C'est peut-être un hasard, bien sûr. Mais un an plus tard, Anthopou- los a montré à Bautista qu'il avait compris la leçon. En une petite semaine, il a transformé l'équipe. Le 30 juillet, lorsque la rumeur de l'échange de David Price aux Blue Jays a commencé à circuler, Bautista a écrit un message texte à Anthopoulos: «C'est vrai?» La réponse du DG est tombée sur-le-champ: «Oui»

Plus tard ce jour-là, en racontant l'anecdote en conférence de presse, Anthopoulos a ajouté: «Jose m'a répondu Yes, suivi d'environ un million de points d'exclamation...»

Les Blue Jays ont connu une fin de saison exceptionnelle. Et mercredi, dans un instant décisif, Bautista a pris les moyens pour que l'aventure ne s'arrête pas là.

Ce gars-là peut se débarrasser de son bâton comme il le veut.

***

Ce fut une journée magique à Toronto. Sauf pour un élément non négligeable: le comportement de la foule. Qui aurait pensé que le public de la Ville Reine agirait ainsi?

Lorsque les Rangers ont pris les devants au début de la septième manche, après une erreur d'inattention de Russell Martin, des canettes de bière et d'autres projectiles ont été lancés sur le terrain. La scène s'est répétée plus tard. À grand renfort de gestes, des joueurs des Blue Jays, comme Edwin Encarnacion, ont demandé aux partisans de se maîtriser.

À la télé américaine, un analyste a suggéré que les arbitres retournent les équipes aux vestiaires, le temps que l'ordre revienne. Tout cela n'était pas très bon pour l'image de Toronto. Dommage, puisque l'ambiance semblait par ailleurs extraordinaire. De quoi faire rêver les Maple Leafs...

***

Le parcours des Blue Jays retient l'attention d'un océan à l'autre. Même au Québec, où l'appui aux équipes torontoises ne fait pas précisément partie de notre ADN. Pour tous ceux qui aiment le baseball, et j'en suis, il s'agit d'une excellente nouvelle. Car elle remet ce sport à l'avant-plan de la meilleure façon qui soit.

Au-delà des discussions sur le salaire des joueurs, le financement des stades et le prix des concessions, tous des dossiers susceptibles d'alimenter l'actualité à Montréal au cours des prochaines années, les matchs des Blue Jays nous rappellent à quel point le baseball est un sport captivant et magique.

La série contre les Royals de Kansas City commence ce soir.

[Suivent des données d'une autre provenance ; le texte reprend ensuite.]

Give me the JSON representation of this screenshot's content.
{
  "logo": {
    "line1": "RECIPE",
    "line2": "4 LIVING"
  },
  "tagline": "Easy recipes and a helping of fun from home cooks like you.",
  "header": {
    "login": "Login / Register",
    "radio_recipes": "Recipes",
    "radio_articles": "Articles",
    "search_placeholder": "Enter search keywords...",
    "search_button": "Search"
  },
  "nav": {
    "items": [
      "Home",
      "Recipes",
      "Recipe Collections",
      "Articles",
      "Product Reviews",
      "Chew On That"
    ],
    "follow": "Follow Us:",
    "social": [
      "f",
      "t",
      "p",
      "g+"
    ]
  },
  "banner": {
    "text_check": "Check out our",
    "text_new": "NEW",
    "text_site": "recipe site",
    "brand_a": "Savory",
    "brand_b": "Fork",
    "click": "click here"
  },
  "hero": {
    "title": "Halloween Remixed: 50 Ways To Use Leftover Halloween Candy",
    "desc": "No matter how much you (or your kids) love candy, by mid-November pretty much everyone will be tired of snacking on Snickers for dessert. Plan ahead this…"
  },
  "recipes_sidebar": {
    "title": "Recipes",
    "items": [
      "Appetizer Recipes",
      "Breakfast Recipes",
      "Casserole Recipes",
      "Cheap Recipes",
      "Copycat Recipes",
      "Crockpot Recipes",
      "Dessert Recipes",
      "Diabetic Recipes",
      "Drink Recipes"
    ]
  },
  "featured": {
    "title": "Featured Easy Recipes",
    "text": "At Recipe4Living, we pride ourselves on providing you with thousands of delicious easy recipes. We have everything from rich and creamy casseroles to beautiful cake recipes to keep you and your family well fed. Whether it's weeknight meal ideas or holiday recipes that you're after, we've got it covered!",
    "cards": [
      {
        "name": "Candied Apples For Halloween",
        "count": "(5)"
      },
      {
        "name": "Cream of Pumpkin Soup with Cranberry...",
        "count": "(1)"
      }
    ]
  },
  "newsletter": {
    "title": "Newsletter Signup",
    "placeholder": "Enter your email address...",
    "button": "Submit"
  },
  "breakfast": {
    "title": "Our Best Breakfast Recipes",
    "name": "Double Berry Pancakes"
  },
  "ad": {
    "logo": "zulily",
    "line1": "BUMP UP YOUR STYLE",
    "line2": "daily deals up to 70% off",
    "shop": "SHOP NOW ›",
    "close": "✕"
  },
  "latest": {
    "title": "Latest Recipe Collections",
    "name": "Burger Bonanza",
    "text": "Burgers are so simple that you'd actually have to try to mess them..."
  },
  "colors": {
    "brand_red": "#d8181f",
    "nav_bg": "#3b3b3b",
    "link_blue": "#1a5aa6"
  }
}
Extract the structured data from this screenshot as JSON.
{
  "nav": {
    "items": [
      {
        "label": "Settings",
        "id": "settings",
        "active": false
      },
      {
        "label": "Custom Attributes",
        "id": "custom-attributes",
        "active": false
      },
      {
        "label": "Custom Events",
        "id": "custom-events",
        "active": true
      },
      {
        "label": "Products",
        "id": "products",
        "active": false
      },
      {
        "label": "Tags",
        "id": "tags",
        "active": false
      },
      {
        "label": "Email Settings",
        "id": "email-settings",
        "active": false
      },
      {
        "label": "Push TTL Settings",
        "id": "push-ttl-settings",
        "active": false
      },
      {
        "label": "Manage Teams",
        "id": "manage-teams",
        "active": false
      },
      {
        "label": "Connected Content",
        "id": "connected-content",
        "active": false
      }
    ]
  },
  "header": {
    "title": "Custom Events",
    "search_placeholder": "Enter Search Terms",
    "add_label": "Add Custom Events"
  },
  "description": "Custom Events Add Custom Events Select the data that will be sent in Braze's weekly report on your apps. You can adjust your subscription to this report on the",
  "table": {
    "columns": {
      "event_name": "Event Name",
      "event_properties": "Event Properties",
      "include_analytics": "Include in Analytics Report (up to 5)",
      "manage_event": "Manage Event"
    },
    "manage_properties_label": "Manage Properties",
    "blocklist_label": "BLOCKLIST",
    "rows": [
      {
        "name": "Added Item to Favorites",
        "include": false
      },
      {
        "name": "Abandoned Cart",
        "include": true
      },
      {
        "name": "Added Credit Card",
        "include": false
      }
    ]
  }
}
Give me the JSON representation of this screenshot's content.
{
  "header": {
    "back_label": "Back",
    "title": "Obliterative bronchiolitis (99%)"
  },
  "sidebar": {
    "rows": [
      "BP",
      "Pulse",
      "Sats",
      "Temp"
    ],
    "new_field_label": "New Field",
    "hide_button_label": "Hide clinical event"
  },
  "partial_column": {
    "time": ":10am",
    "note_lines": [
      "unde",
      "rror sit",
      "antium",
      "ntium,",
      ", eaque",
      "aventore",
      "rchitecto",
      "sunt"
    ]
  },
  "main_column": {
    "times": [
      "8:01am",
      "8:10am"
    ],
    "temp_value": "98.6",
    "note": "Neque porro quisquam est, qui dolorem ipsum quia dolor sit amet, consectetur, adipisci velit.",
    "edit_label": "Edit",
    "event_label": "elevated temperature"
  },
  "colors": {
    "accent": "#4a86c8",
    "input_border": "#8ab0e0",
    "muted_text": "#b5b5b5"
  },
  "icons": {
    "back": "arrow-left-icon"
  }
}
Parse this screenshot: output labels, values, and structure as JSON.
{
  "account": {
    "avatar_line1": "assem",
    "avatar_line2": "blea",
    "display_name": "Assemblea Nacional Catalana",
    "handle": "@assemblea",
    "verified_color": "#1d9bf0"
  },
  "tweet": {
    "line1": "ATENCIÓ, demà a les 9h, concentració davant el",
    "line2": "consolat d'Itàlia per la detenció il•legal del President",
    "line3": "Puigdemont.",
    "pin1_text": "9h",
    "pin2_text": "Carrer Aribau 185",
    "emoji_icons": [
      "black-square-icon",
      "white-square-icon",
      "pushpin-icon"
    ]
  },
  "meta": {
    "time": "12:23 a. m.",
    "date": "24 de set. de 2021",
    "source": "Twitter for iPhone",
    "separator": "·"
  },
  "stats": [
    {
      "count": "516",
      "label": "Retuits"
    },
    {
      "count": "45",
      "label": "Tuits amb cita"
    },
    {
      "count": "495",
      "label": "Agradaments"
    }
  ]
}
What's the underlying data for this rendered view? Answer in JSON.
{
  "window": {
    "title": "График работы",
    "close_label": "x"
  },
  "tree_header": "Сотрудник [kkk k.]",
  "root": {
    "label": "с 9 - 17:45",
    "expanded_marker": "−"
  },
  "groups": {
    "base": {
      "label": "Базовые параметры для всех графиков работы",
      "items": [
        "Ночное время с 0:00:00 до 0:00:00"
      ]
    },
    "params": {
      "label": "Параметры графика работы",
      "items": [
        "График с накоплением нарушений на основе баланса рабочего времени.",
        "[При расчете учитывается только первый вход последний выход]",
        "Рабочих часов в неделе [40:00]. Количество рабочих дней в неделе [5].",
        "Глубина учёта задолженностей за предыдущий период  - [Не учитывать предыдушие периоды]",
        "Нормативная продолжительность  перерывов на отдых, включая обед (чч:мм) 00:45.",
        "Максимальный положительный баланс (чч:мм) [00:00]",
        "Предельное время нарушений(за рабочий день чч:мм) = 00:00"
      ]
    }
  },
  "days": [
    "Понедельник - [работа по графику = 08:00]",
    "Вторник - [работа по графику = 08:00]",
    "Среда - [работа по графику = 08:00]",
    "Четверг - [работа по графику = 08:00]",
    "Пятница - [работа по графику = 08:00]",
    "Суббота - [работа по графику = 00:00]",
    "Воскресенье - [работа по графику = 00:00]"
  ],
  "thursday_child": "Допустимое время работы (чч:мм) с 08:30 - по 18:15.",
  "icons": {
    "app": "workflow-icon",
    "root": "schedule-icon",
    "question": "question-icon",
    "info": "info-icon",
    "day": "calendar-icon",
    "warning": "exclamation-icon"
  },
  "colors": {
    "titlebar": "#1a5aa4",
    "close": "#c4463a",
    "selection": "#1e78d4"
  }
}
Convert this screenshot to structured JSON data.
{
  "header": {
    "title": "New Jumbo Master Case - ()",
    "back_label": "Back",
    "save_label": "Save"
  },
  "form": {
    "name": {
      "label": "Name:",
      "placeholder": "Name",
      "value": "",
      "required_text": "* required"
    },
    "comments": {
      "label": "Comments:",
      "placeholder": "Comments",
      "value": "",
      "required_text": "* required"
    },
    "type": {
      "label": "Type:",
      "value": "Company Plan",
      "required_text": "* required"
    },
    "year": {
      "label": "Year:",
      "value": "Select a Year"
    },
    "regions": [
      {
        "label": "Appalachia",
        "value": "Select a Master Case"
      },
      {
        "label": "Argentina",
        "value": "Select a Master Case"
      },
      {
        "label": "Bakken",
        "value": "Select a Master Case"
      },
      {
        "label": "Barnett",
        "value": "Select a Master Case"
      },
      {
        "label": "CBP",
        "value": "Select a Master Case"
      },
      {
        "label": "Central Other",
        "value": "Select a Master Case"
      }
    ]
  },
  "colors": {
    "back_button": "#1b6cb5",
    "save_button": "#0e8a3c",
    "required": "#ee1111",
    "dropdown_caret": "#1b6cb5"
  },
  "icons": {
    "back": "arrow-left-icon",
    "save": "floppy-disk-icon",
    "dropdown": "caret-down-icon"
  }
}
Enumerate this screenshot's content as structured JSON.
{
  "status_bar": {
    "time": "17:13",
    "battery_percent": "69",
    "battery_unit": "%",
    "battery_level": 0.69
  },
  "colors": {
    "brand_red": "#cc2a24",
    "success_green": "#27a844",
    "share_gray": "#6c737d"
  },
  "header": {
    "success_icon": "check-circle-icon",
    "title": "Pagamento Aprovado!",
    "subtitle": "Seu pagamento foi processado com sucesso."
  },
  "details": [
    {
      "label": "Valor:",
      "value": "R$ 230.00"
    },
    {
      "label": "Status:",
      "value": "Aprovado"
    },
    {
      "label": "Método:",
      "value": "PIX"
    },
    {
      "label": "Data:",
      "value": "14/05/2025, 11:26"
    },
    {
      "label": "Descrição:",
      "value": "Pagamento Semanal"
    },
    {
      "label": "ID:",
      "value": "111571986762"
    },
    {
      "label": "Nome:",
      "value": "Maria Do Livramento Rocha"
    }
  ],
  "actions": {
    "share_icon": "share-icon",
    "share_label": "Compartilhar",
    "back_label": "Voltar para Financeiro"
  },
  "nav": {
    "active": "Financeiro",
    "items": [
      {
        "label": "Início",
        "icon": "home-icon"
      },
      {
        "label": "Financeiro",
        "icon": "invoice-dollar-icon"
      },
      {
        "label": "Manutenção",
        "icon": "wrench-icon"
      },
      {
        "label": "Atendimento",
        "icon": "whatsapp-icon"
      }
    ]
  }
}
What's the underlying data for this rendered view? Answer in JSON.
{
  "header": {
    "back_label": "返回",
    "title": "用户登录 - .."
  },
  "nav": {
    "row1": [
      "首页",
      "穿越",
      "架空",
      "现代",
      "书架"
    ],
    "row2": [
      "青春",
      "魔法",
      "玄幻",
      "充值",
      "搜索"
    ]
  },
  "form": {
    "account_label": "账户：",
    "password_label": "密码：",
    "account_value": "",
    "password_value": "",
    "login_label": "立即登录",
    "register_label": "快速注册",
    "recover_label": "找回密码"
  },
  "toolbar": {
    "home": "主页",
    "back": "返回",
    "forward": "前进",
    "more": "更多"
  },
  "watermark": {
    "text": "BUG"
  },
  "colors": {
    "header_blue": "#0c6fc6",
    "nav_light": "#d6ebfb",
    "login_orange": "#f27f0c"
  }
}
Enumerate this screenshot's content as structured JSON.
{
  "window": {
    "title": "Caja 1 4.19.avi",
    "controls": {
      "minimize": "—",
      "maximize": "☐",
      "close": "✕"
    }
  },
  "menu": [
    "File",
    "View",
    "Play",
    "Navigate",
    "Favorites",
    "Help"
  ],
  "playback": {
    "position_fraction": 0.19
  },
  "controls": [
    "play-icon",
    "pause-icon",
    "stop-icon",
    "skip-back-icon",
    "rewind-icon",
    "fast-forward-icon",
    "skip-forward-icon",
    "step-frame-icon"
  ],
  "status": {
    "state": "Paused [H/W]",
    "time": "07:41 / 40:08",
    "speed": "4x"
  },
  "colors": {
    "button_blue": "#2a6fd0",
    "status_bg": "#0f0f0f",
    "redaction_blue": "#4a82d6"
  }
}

Les Blue Jays en sept.



De Carbo à Max

Après le manque d'originalité des dernières séries éliminatoires, le Canadien a renoué avec la tradition et nous a offert un beau spectacle d'avant-match à l'occasion de son ouverture locale.

La remise du flambeau de Guy Carbonneau à Max Pacioretty a été émouvante. Content que le CH ait pensé à Carbo, un capitaine dont l'apport n'est pas toujours reconnu à sa juste valeur. Mais n'oublions pas que c'est lui qui portait le «C» lors de la dernière conquête de la Coupe Stanley, en 1993.

Je suis certain qu'en observant la scène, Jacques Demers, l'entraîneur de cette équipe championne, a bien apprécié le choix du CH.